Sunday, the first member of the U.S. Cabinet to travel to Somalia since 2015, pleaded with the world’s preoccupied donors to provide urgent aid to a nation suffering from a deadly famine, which she calls “the ultimate failure of the international community.”
The sternest warning on the crisis was arguably delivered to Linda Thomas-Greenfield, the U.S. ambassador to the UN: More people would “very probably” die during the current drought in Somalia than during the famine that was formally proclaimed there in 2011, when more than a quarter million people perished.
Many humanitarian officials claim that the world is turning its attention elsewhere at this moment.
During a briefing in Mogadishu, Adam Abdelmoula, the U.N. resident coordinator in Somalia, informed Thomas-Greenfield that “many of the traditional donors have washed their hands and focused on Ukraine.”

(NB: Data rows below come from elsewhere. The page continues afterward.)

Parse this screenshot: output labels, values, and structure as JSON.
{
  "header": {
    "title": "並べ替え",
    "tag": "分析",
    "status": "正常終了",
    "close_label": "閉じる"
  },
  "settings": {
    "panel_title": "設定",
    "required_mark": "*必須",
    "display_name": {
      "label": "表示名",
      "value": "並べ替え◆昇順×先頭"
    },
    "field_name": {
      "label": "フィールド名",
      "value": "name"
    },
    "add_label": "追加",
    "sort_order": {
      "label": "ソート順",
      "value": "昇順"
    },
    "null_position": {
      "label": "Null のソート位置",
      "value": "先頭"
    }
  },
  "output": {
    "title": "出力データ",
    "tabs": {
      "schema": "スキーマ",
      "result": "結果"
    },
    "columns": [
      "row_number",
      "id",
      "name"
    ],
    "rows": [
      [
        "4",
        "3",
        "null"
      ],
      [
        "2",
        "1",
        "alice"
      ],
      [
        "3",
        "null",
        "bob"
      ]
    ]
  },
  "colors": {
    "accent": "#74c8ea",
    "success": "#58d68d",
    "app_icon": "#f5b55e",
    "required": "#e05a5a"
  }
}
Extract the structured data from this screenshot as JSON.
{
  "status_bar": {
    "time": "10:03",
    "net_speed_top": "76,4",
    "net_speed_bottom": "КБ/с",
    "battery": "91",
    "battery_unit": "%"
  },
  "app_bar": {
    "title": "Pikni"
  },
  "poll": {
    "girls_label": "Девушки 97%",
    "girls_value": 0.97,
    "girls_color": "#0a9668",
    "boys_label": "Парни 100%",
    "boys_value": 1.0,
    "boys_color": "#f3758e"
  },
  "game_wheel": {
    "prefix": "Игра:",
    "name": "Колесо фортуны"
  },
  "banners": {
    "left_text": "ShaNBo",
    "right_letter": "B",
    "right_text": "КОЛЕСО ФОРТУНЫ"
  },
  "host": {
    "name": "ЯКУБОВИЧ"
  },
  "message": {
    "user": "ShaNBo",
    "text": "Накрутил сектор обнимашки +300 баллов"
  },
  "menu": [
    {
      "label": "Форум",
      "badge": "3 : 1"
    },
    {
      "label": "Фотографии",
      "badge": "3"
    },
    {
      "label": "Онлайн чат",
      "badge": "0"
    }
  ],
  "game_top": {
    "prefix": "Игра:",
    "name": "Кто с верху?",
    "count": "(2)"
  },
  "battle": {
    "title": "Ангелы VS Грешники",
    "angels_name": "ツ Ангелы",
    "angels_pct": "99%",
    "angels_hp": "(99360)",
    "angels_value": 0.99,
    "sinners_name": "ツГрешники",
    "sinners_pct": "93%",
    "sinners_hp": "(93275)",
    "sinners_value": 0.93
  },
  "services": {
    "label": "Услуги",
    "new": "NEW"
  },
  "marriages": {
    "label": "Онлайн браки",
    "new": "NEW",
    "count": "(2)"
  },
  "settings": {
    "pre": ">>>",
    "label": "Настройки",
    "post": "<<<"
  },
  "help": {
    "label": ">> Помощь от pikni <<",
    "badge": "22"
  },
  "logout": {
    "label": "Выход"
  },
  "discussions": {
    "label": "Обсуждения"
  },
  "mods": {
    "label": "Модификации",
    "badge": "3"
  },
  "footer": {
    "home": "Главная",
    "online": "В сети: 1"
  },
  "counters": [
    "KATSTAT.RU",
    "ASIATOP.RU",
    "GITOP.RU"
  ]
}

The U.S. ambassador refrained from publicly “naming and shaming” any countries in her speech asking for more donations, stating that “The countries know who we’re talking about,” but the U.N. resident coordinator didn’t hold back.
According to Abdelmoula, who spoke to The Associated Press, only 10% of the humanitarian response plan for Somalia last year was sponsored by the European Union. According to U.N. data, the EU donated $74 million and the U.K. donated $78 million. Saudi Arabia and Japan each contributed $27 million.
The United States, on the other hand, provided almost 80% of the funding, giving Somalia $1.3 billion since the start of the 2022 fiscal year. On Sunday, the ambassador disclosed an additional $40 million.
However, Thomas-Greenfield told the AP that the U.S. “can’t continue to pay at that level, even if there were no Ukraine,” adding that Washington would prefer to see nations in the immediate Gulf region, for instance, donate more.
She outlined the imminent fatal consequences if other countries don’t take action. According to the U.N., vital food and nutrition assistance to 4.6 million people in Somalia would come to an end by April if other donors do not contribute, Thomas-Greenfield warned.
That will occur right when the country’s sixth consecutive dry season is predicted to fail. She informed aid workers that the U.S. is “very disturbed” by the grave circumstances.
The ambassador spoke at the international airport in Mogadishu’s beachside diplomatic district, where diplomats holed up in bunkers work to address the escalating situation made worse by the security threat posed by al-Shabab, an affiliate of al-Qaida in East Africa, to a major portion of Somalia.
The drought, which is also affecting some areas of neighboring Ethiopia and Kenya, is believed to have claimed the lives of tens of thousands of people. According to the U.N. children’s agency, more than 500,000 children under the age of five suffer from severe acute malnutrition in Somalia alone. Millions of animals that were vital to the wellbeing and wealth of households have perished.
The U.N. and the U.S. have made it clear that the limited humanitarian aid has only postponed the worst, even though the most recent data assessment, published last year, found that Somalia had not met the requirements for a formal famine declaration.
A Western humanitarian source who spoke on the condition of anonymity because they were not permitted to talk in public said that there are about 2 million starving individuals in Somalia who have reached the stage where “bodies start to consume themselves.”
Since Somalia’s most recent famine in 2011, there are currently 2.7 million more people in need than at that time.
The fact that 900,000 of them reside in regions that are governed by the al-Shabab extremists makes it more difficult to assess the effects of the drought and provide aid to those who need it.
The number of deaths caused by the drought is still unknown, despite growing fears. Thomas-Greenfield remarked, “I don’t think any of us know the number.
John Kerry, then-secretary of state, was the final member of the Cabinet to travel to Somalia in May 2015.